Leonardo Jaramillo was a Spanish mannerist painter, active in the 17th-century in the Viceroyalty of Peru (present-day Peru).

== Biography ==
Leonardo Jaramillo's birth date is unknown but he was probably born in Seville in the early 17th or late 16th century. He was likely trained or was influenced by Spanish painters Juan de las Roelas and Francisco Pacheco.
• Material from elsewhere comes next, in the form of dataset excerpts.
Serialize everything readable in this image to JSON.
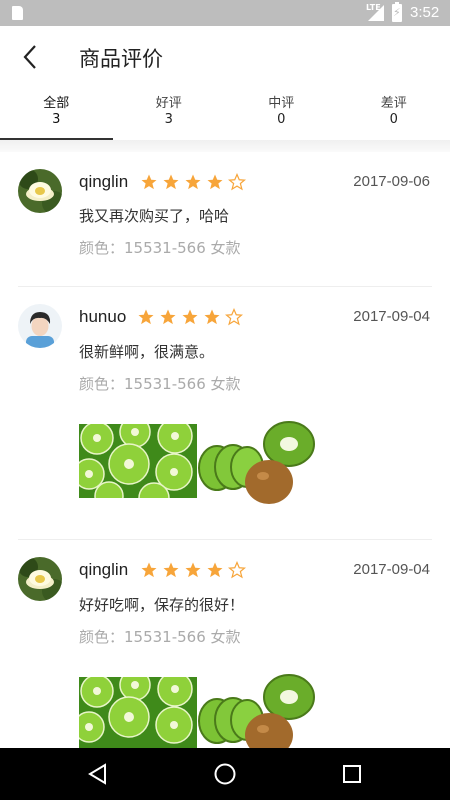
{
  "status_bar": {
    "time": "3:52",
    "network": "LTE",
    "battery_icon": "battery-charging-icon",
    "sd_icon": "sd-card-icon"
  },
  "header": {
    "title": "商品评价",
    "back_icon": "back-arrow-icon"
  },
  "tabs": [
    {
      "label": "全部",
      "count": "3",
      "active": true
    },
    {
      "label": "好评",
      "count": "3",
      "active": false
    },
    {
      "label": "中评",
      "count": "0",
      "active": false
    },
    {
      "label": "差评",
      "count": "0",
      "active": false
    }
  ],
  "reviews": [
    {
      "user": "qinglin",
      "rating": 4,
      "max_rating": 5,
      "date": "2017-09-06",
      "text": "我又再次购买了，哈哈",
      "spec": "颜色：15531-566 女款",
      "avatar": "flower-avatar",
      "photos": []
    },
    {
      "user": "hunuo",
      "rating": 4,
      "max_rating": 5,
      "date": "2017-09-04",
      "text": "很新鲜啊，很满意。",
      "spec": "颜色：15531-566 女款",
      "avatar": "person-avatar",
      "photos": [
        "kiwi-slices-photo",
        "kiwi-halves-photo"
      ]
    },
    {
      "user": "qinglin",
      "rating": 4,
      "max_rating": 5,
      "date": "2017-09-04",
      "text": "好好吃啊，保存的很好！",
      "spec": "颜色：15531-566 女款",
      "avatar": "flower-avatar",
      "photos": [
        "kiwi-slices-photo",
        "kiwi-halves-photo"
      ]
    }
  ],
  "nav_bar": {
    "back": "nav-back-icon",
    "home": "nav-home-icon",
    "recents": "nav-recents-icon"
  },
  "colors": {
    "star": "#f7a53a",
    "status_bar": "#bdbdbd",
    "nav_bar": "#000000"
  }
}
Between 1613 and 1615, he moved to the Viceroyalty of Peru. Jaramillo taught painting to students including Tomás Ortiz de Olivares, Juan de Sotomayor, and Miguel de Vargas. His most known work is "La imposición de la casulla a san Ildefonso" (English: Bestow of the Chasuble upon San Ildefonso) (1636).

== Notable works ==
- Nuestra Señora de la Piedad con donantes, Belén Church (Iglesia Belén), Cajamarca, Peru.
- El milagro de las aguas (mural) (1635–1640), Basilica and Convent of San Francisco (Basílica y convento de San Francisco de Lima), Lima, Peru
- San Francisco en la Porciúncula (mural) ( c. 1635–1640), Basilica and Convent of San Francisco (Basílica y convento de San Francisco de Lima), Lima, Peru
- La imposición de la casulla a san Ildefonso (1636), Convento de los Descalzos, Lima, Peru
- Cristo de la columna (1643), Cathedral Basilica of St. Mary (Catedral de Trujillo), Trujillo, Perú.